A Sentence Transformer model might produce unexpectedly low similarity scores for semantically similar sentences due to three primary factors: inadequate training data, preprocessing issues, or suboptimal model configuration.
First, the model's training data and objective significantly impact its performance. If the model wasn't fine-tuned on domain-specific data, it might struggle with specialized terminology or phrasing. For example, a general-purpose model might fail to recognize that "myocardial infarction" and "heart attack" are medically equivalent. Similarly, if the training used a contrastive loss function with poorly chosen negative examples, the model might not learn nuanced semantic relationships effectively. A model trained primarily on short news headlines might also perform poorly on technical documentation or conversational language.
Second, preprocessing inconsistencies can distort embeddings. Tokenization mismatches—such as differing treatments of hyphens ("state-of-the-art" vs. "state of the art"), capitalization ("US" vs. "us"), or numerical formats ("1,000" vs. "1000")—create divergent token sequences. Truncation of long sentences might remove critical context, while improper handling of negations ("good" vs. "not good") or multiword expressions ("hot dog") could alter meaning. For example, the model might process "fast food restaurant" and "quick meal establishment" differently if compound terms aren't recognized during tokenization.

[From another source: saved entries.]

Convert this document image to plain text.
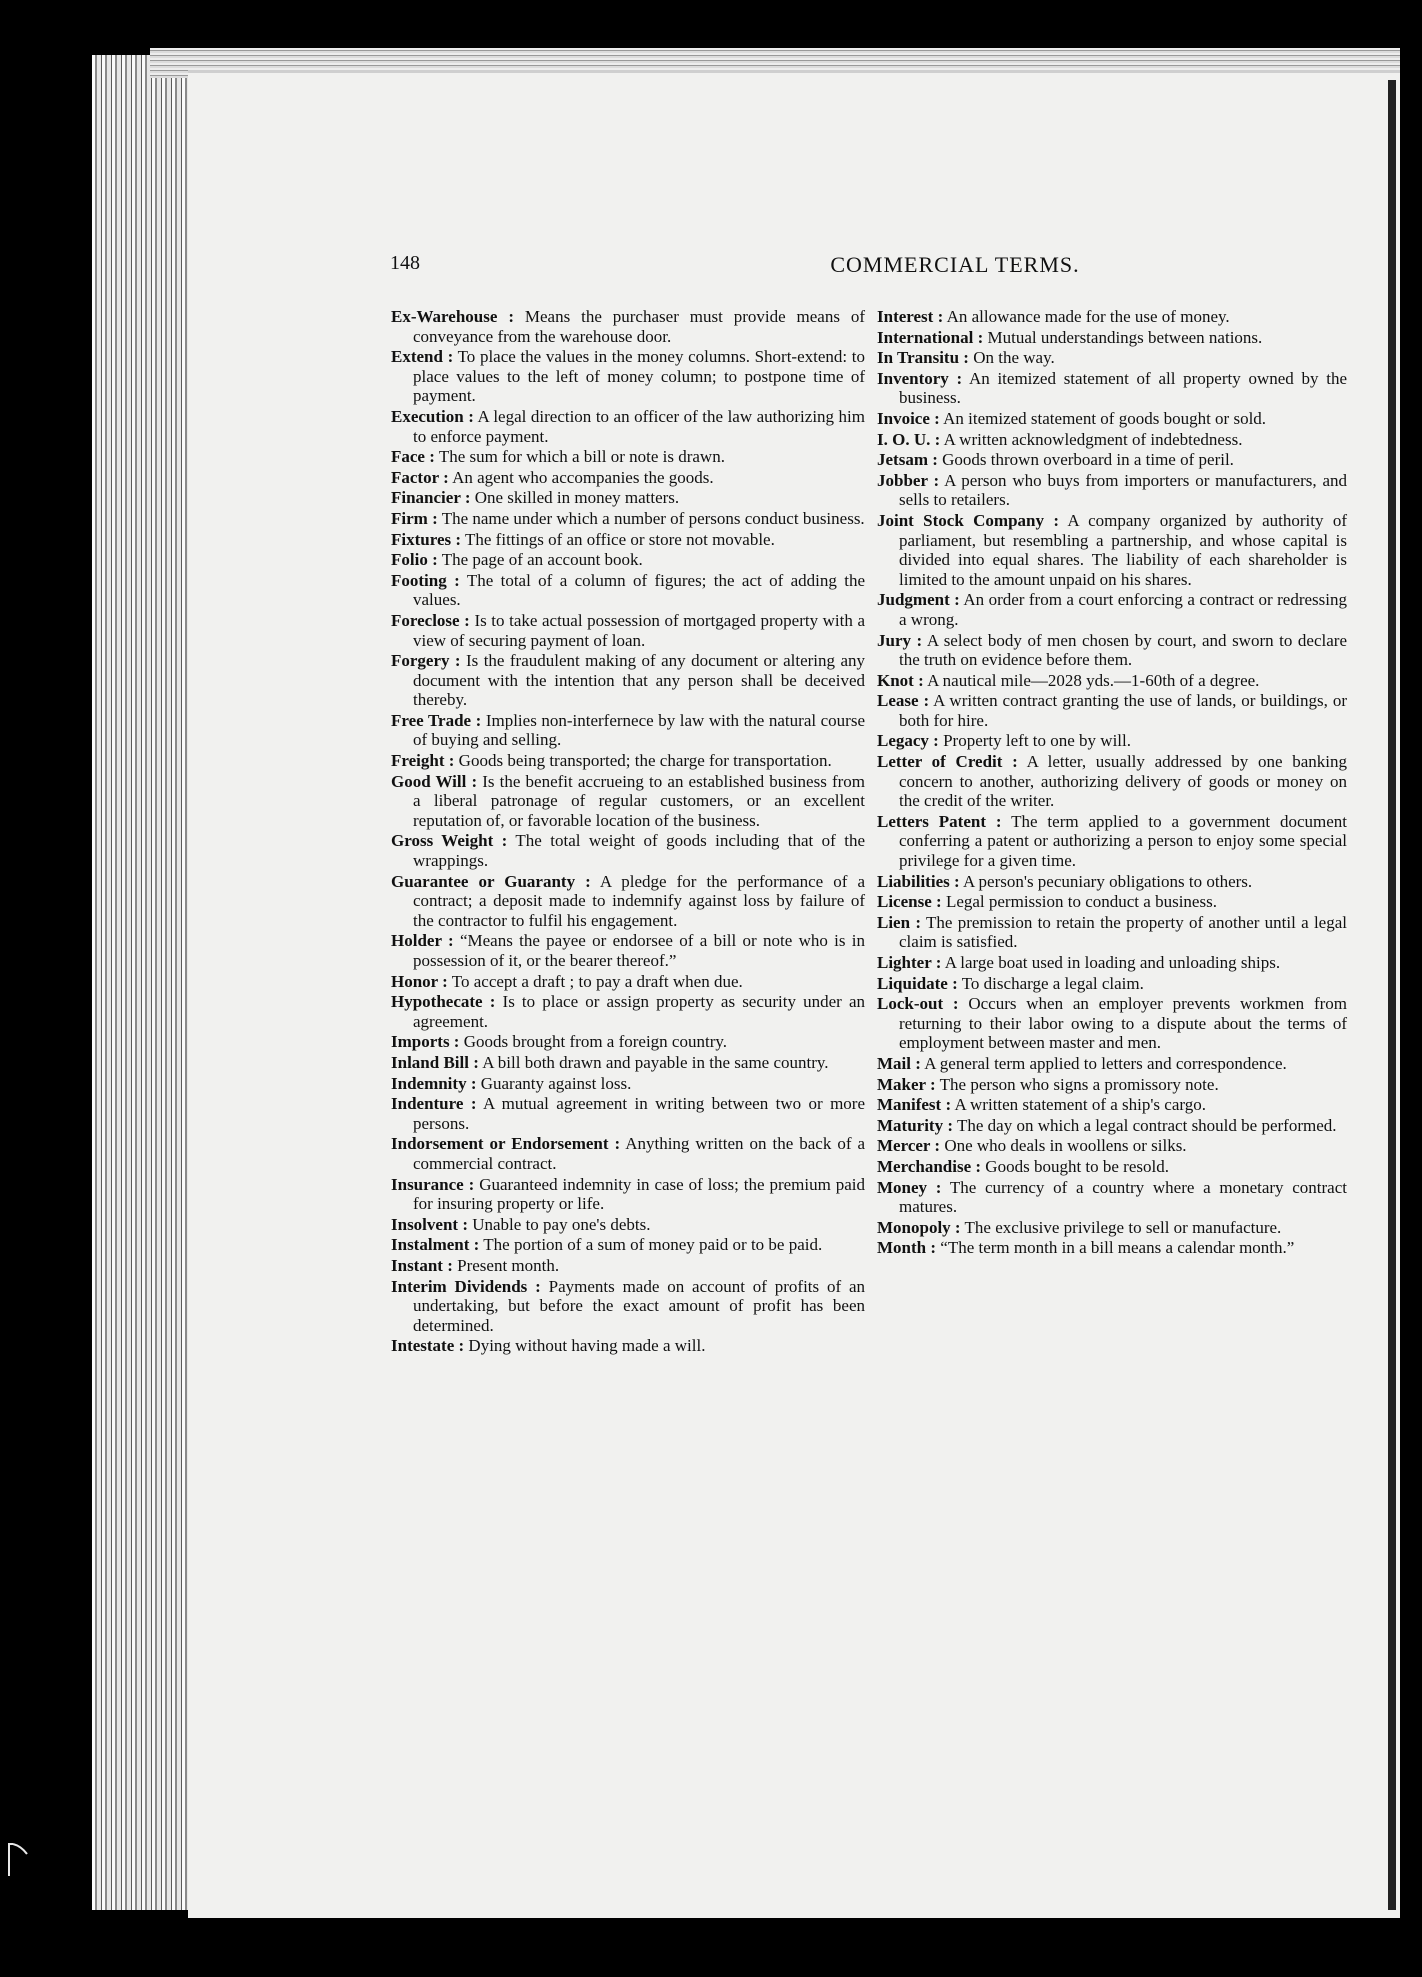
148	COMMERCIAL TERMS.

Ex-Warehouse : Means the purchaser must provide means of conveyance from the warehouse door.

Extend : To place the values in the money columns. Short-extend: to place values to the left of money column; to postpone time of payment.

Execution : A legal direction to an officer of the law authorizing him to enforce payment.

Face : The sum for which a bill or note is drawn.

Factor : An agent who accompanies the goods.

Financier : One skilled in money matters.

Firm : The name under which a number of persons conduct business.

Fixtures : The fittings of an office or store not movable.

Folio : The page of an account book.

Footing : The total of a column of figures; the act of adding the values.

Foreclose : Is to take actual possession of mortgaged property with a view of securing payment of loan.

Forgery : Is the fraudulent making of any document or altering any document with the intention that any person shall be deceived thereby.

Free Trade : Implies non-interfernece by law with the natural course of buying and selling.

Freight : Goods being transported; the charge for transportation.

Good Will : Is the benefit accrueing to an established business from a liberal patronage of regular customers, or an excellent reputation of, or favorable location of the business.

Gross Weight : The total weight of goods including that of the wrappings.

Guarantee or Guaranty : A pledge for the performance of a contract; a deposit made to indemnify against loss by failure of the contractor to fulfil his engagement.

Holder : “Means the payee or endorsee of a bill or note who is in possession of it, or the bearer thereof.”

Honor : To accept a draft ; to pay a draft when due.

Hypothecate : Is to place or assign property as security under an agreement.

Imports : Goods brought from a foreign country.

Inland Bill : A bill both drawn and payable in the same country.

Indemnity : Guaranty against loss.

Indenture : A mutual agreement in writing between two or more persons.

Indorsement or Endorsement : Anything written on the back of a commercial contract.

Insurance : Guaranteed indemnity in case of loss; the premium paid for insuring property or life.

Insolvent : Unable to pay one's debts.

Instalment : The portion of a sum of money paid or to be paid.

Instant : Present month.

Interim Dividends : Payments made on account of profits of an undertaking, but before the exact amount of profit has been determined.

Intestate : Dying without having made a will.

Interest : An allowance made for the use of money.

International : Mutual understandings between nations.

In Transitu : On the way.

Inventory : An itemized statement of all property owned by the business.

Invoice : An itemized statement of goods bought or sold.

I. O. U. : A written acknowledgment of indebtedness.

Jetsam : Goods thrown overboard in a time of peril.

Jobber : A person who buys from importers or manufacturers, and sells to retailers.

Joint Stock Company : A company organized by authority of parliament, but resembling a partnership, and whose capital is divided into equal shares. The liability of each shareholder is limited to the amount unpaid on his shares.

Judgment : An order from a court enforcing a contract or redressing a wrong.

Jury : A select body of men chosen by court, and sworn to declare the truth on evidence before them.

Knot : A nautical mile—2028 yds.—1-60th of a degree.

Lease : A written contract granting the use of lands, or buildings, or both for hire.

Legacy : Property left to one by will.

Letter of Credit : A letter, usually addressed by one banking concern to another, authorizing delivery of goods or money on the credit of the writer.

Letters Patent : The term applied to a government document conferring a patent or authorizing a person to enjoy some special privilege for a given time.

Liabilities : A person's pecuniary obligations to others.

License : Legal permission to conduct a business.

Lien : The premission to retain the property of another until a legal claim is satisfied.

Lighter : A large boat used in loading and unloading ships.

Liquidate : To discharge a legal claim.

Lock-out : Occurs when an employer prevents workmen from returning to their labor owing to a dispute about the terms of employment between master and men.

Mail : A general term applied to letters and correspondence.

Maker : The person who signs a promissory note.

Manifest : A written statement of a ship's cargo.

Maturity : The day on which a legal contract should be performed.

Mercer : One who deals in woollens or silks.

Merchandise : Goods bought to be resold.

Money : The currency of a country where a monetary contract matures.

Monopoly : The exclusive privilege to sell or manufacture.

Month : “The term month in a bill means a calendar month.”
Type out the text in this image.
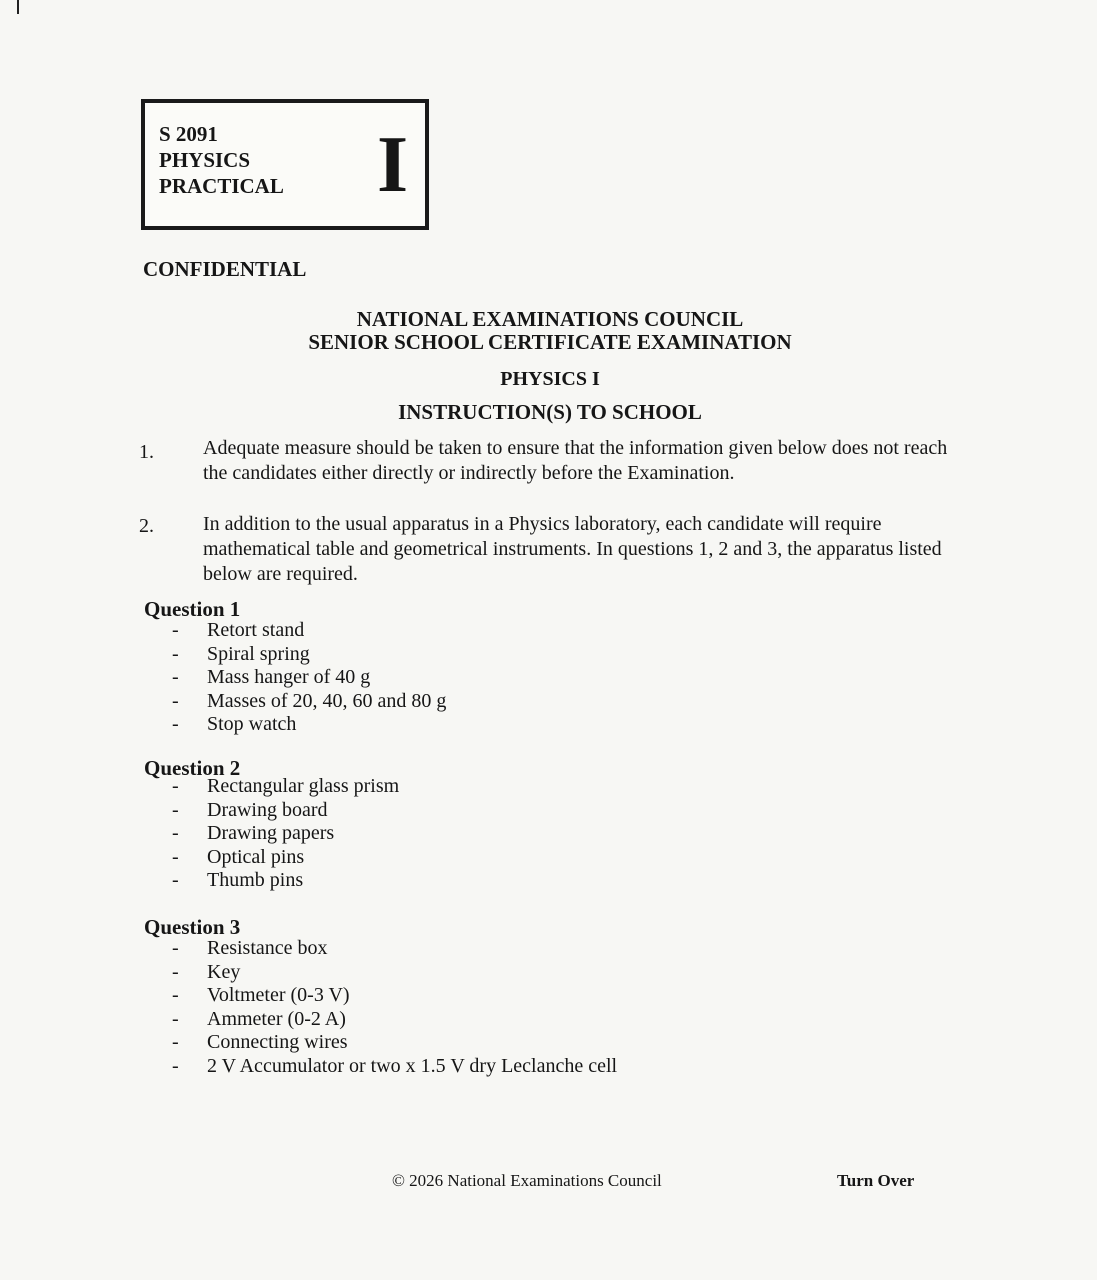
S 2091
PHYSICS
PRACTICAL I
CONFIDENTIAL
NATIONAL EXAMINATIONS COUNCIL
SENIOR SCHOOL CERTIFICATE EXAMINATION
PHYSICS I
INSTRUCTION(S) TO SCHOOL
1. Adequate measure should be taken to ensure that the information given below does not reach the candidates either directly or indirectly before the Examination.
2. In addition to the usual apparatus in a Physics laboratory, each candidate will require mathematical table and geometrical instruments. In questions 1, 2 and 3, the apparatus listed below are required.
Question 1
- Retort stand
- Spiral spring
- Mass hanger of 40 g
- Masses of 20, 40, 60 and 80 g
- Stop watch
Question 2
- Rectangular glass prism
- Drawing board
- Drawing papers
- Optical pins
- Thumb pins
Question 3
- Resistance box
- Key
- Voltmeter (0-3 V)
- Ammeter (0-2 A)
- Connecting wires
- 2 V Accumulator or two x 1.5 V dry Leclanche cell
© 2026 National Examinations Council	Turn Over
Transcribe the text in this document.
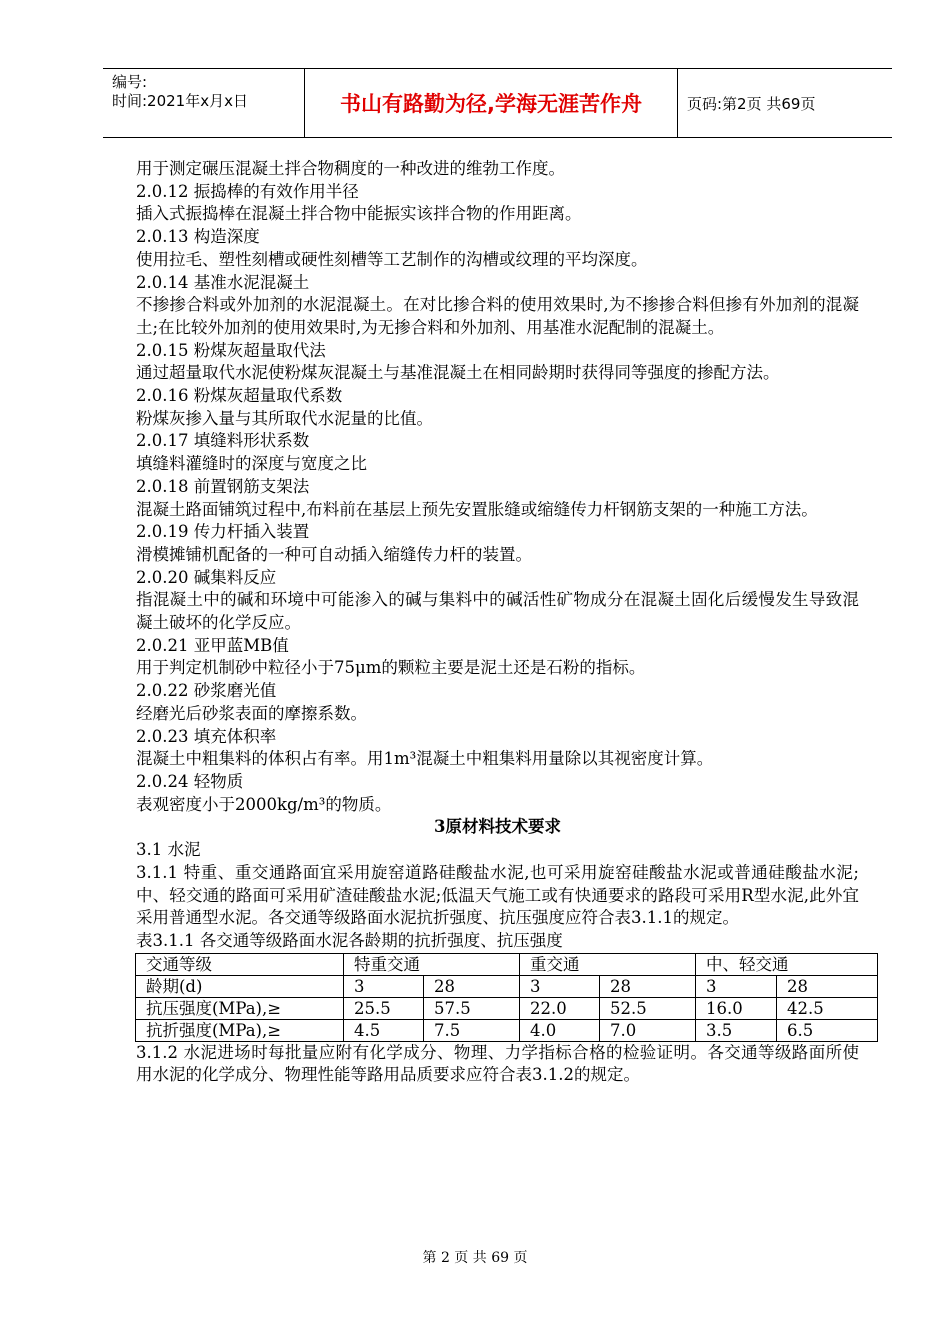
编号:
时间:2021年x月x日	书山有路勤为径,学海无涯苦作舟	页码:第2页 共69页

用于测定碾压混凝土拌合物稠度的一种改进的维勃工作度。

2.0.12 振捣棒的有效作用半径

插入式振捣棒在混凝土拌合物中能振实该拌合物的作用距离。

2.0.13 构造深度

使用拉毛、塑性刻槽或硬性刻槽等工艺制作的沟槽或纹理的平均深度。

2.0.14 基准水泥混凝土

不掺掺合料或外加剂的水泥混凝土。在对比掺合料的使用效果时,为不掺掺合料但掺有外加剂的混凝土;在比较外加剂的使用效果时,为无掺合料和外加剂、用基准水泥配制的混凝土。

2.0.15 粉煤灰超量取代法

通过超量取代水泥使粉煤灰混凝土与基准混凝土在相同龄期时获得同等强度的掺配方法。

2.0.16 粉煤灰超量取代系数

粉煤灰掺入量与其所取代水泥量的比值。

2.0.17 填缝料形状系数

填缝料灌缝时的深度与宽度之比

2.0.18 前置钢筋支架法

混凝土路面铺筑过程中,布料前在基层上预先安置胀缝或缩缝传力杆钢筋支架的一种施工方法。

2.0.19 传力杆插入装置

滑模摊铺机配备的一种可自动插入缩缝传力杆的装置。

2.0.20 碱集料反应

指混凝土中的碱和环境中可能渗入的碱与集料中的碱活性矿物成分在混凝土固化后缓慢发生导致混凝土破坏的化学反应。

2.0.21 亚甲蓝MB值

用于判定机制砂中粒径小于75μm的颗粒主要是泥土还是石粉的指标。

2.0.22 砂浆磨光值

经磨光后砂浆表面的摩擦系数。

2.0.23 填充体积率

混凝土中粗集料的体积占有率。用1m³混凝土中粗集料用量除以其视密度计算。

2.0.24 轻物质

表观密度小于2000kg/m³的物质。

3原材料技术要求

3.1 水泥

3.1.1 特重、重交通路面宜采用旋窑道路硅酸盐水泥,也可采用旋窑硅酸盐水泥或普通硅酸盐水泥;中、轻交通的路面可采用矿渣硅酸盐水泥;低温天气施工或有快通要求的路段可采用R型水泥,此外宜采用普通型水泥。各交通等级路面水泥抗折强度、抗压强度应符合表3.1.1的规定。

表3.1.1 各交通等级路面水泥各龄期的抗折强度、抗压强度

交通等级	特重交通		重交通		中、轻交通	
龄期(d)	3	28	3	28	3	28
抗压强度(MPa),≥	25.5	57.5	22.0	52.5	16.0	42.5
抗折强度(MPa),≥	4.5	7.5	4.0	7.0	3.5	6.5

3.1.2 水泥进场时每批量应附有化学成分、物理、力学指标合格的检验证明。各交通等级路面所使用水泥的化学成分、物理性能等路用品质要求应符合表3.1.2的规定。

第 2 页 共 69 页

Third, configuration choices affect similarity measurements. Using cosine similarity with unnormalized embeddings, selecting inappropriate pooling strategies (mean vs. max pooling), or employing an undersized model architecture (e.g., distilbert instead of all-mpnet-base-v2) can reduce sensitivity. Language mismatches—like applying an English model to non-English text—or evaluating across dissimilar granularities (short phrases vs. paragraphs) also contribute. For instance, comparing "Python list comprehension" (programming) with "reading list comprehension" (education) might yield low scores despite shared vocabulary if the model lacks context awareness.
To troubleshoot, verify the model's training domain matches your use case, inspect tokenization outputs for consistency, and experiment with different similarity metrics or larger models. For domain-specific tasks, consider fine-tuning with labeled sentence pairs to improve performance.